PAINESVILLE, Ohio — School districts across the country continue to struggle with shortages in nearly every area of Education, leaving many to fill open positions in unconventional ways.
"They just want, honestly, warm bodies to be in the room to try to have an adult there controlling children," said Case Western Reserve University Director of Teacher Education Denise Davis.
The numbers for 2022 are, so far, similar to last year’s numbers, as the pandemic-led exodus from teaching continues to be felt nearly 3 years after COVID shutdowns. Nearly 17,000 fewer people in Ohio work in Education now than before the pandemic, according to Ohio Education Association.
"Starting after the pandemic, there’s been increased recruiting from the private sector from this talent base that are our teachers," says Case Western Reserve Economist Professor Michael Goldberg.
In a recent Education Week report, half of Educators said they are ready to leave their teaching job earlier than planned, only 10% would “strongly recommend” a young adult go into teaching, and low pay is one of the top reasons the teacher shortage remains.
"Many of these districts are cash-strapped themselves, so where’s the money gonna come from to try to pay more to these teachers?" asks Goldberg.
"And that is everywhere, and there are no subs," adds Davis.
Substitute teacher numbers, already on a slow decline before COVID, dropped sharply after it hit. Painesville School District is considering a drastic step to draw in substitutes.
"It would be a 1-year, temporary, short-term, non-renewable substitute license for those who are non-degreed. The number of substitutes in Ohio has decreased about 70% since 2018, so this is a crisis," says Painesville Superintendent Josh Englehart.
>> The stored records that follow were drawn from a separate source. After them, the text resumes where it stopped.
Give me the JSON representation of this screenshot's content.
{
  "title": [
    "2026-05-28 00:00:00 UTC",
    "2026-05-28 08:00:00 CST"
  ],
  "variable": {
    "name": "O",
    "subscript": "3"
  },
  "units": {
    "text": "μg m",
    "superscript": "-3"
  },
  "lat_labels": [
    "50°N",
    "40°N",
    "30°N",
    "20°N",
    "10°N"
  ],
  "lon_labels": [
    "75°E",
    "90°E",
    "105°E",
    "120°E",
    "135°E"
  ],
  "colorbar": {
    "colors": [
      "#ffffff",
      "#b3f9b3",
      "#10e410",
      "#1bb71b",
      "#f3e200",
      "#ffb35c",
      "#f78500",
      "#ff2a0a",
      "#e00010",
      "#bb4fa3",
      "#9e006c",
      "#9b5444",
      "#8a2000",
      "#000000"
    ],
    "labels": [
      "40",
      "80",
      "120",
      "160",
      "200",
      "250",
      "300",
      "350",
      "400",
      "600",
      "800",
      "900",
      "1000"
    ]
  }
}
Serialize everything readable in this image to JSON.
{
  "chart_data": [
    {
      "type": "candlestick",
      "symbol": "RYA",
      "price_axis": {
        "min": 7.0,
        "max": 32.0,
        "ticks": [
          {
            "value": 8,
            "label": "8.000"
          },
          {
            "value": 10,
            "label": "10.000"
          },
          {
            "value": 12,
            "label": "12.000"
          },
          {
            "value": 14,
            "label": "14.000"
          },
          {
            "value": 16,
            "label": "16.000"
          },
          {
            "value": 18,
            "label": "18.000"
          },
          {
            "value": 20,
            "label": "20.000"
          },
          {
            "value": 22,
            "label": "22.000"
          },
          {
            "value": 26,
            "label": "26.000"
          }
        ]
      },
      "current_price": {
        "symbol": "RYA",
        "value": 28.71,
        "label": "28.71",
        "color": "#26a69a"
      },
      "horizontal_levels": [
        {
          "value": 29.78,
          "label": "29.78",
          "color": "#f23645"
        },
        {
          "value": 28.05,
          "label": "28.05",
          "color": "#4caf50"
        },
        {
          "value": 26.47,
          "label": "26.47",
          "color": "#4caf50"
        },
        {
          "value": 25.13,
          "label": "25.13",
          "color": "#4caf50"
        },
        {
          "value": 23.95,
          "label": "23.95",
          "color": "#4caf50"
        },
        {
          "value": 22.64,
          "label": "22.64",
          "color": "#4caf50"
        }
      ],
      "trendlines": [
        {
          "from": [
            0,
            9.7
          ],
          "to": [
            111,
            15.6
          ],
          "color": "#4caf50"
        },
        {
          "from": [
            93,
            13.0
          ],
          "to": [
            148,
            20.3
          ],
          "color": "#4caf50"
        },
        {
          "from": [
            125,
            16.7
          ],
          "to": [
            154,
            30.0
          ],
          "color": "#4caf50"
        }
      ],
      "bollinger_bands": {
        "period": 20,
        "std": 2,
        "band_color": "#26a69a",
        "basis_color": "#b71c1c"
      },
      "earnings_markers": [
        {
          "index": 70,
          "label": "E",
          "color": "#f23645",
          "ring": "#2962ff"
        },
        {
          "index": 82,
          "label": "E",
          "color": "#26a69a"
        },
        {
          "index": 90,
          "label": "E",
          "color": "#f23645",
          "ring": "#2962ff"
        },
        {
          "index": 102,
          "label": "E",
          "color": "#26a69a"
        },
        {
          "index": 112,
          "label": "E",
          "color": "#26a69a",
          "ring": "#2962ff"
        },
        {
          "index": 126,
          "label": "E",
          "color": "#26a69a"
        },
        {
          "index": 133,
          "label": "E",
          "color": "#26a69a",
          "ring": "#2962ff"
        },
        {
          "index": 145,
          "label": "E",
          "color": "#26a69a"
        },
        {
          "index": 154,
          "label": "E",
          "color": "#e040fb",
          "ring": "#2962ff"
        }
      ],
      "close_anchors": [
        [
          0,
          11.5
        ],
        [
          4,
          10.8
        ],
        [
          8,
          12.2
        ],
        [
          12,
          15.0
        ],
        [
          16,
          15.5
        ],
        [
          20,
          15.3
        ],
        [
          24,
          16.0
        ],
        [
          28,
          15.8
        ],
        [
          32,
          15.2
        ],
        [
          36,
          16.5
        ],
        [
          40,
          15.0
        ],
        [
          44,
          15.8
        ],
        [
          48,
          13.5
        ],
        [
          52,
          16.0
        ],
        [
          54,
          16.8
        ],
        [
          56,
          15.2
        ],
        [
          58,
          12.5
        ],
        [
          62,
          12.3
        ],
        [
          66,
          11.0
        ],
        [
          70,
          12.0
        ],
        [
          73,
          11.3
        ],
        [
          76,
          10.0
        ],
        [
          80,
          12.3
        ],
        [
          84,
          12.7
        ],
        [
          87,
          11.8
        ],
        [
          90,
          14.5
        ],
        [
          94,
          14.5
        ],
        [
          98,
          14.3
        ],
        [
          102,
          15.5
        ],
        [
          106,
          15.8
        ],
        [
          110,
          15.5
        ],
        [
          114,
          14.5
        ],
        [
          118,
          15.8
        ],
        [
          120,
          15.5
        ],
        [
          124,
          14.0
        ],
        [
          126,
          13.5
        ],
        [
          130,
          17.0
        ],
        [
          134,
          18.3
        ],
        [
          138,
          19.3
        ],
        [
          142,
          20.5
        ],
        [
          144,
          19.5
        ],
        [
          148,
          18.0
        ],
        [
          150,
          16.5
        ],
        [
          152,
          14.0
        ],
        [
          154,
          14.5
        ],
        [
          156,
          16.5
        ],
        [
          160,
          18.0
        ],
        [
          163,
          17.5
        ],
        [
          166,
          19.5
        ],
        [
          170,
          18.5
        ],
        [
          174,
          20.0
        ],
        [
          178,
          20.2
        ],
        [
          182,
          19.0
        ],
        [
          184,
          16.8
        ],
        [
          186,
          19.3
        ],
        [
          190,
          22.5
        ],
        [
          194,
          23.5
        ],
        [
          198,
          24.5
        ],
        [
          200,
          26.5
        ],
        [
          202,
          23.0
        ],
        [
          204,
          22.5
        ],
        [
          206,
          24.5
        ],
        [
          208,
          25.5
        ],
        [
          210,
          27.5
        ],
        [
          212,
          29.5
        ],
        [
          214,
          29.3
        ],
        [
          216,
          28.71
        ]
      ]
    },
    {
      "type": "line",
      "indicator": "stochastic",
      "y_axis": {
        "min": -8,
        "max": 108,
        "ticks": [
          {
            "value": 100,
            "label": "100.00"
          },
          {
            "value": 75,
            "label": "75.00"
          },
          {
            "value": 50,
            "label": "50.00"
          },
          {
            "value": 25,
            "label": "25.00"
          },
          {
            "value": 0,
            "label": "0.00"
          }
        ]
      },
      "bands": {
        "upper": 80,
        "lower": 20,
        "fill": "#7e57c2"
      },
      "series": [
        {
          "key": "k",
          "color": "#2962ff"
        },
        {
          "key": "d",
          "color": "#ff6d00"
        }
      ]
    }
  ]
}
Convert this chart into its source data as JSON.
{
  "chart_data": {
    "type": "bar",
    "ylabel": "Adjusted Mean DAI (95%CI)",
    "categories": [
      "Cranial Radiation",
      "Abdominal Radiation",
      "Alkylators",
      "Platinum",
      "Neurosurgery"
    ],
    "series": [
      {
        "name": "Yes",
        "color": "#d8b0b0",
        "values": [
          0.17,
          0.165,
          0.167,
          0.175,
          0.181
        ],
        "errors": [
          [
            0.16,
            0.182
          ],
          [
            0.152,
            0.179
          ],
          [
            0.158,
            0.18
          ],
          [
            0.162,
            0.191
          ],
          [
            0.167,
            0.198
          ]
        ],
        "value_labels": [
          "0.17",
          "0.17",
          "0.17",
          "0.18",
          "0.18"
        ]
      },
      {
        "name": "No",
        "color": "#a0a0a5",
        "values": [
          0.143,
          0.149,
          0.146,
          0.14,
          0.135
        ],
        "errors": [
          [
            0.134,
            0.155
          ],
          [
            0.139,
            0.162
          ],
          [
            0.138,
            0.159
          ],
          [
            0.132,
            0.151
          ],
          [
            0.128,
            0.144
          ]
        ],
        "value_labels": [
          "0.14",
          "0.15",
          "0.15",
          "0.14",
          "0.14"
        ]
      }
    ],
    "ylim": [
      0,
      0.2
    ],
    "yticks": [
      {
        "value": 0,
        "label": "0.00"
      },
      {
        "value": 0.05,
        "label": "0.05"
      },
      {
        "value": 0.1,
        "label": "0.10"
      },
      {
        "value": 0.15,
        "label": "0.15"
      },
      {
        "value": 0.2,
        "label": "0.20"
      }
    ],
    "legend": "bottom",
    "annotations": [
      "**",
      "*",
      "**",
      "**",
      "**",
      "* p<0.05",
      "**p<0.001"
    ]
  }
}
"There aren’t very many people out there to come in and do substitute work, and, of course, we as districts are all competing for the same very, very limited pool of people."
Many teachers are working through contracted breaks to help fill the need. Support staff and teachers in training are also picking up the slack.
"The state just initiated a bill to allow veterans to get a teaching license now, with no training at all. That’s where we are," says Davis, referring to Senate Bill 361, currently being considered, which would drop most of the requirements for vets to become teachers, including a degree, license or background in Education.
The future of teaching in Ohio doesn’t look so bright either. Enrollment in teacher preparation programs has dropped by half since 2010, and Education went from #3 pick out of the top-10 college majors just 15 years ago to #8 this year.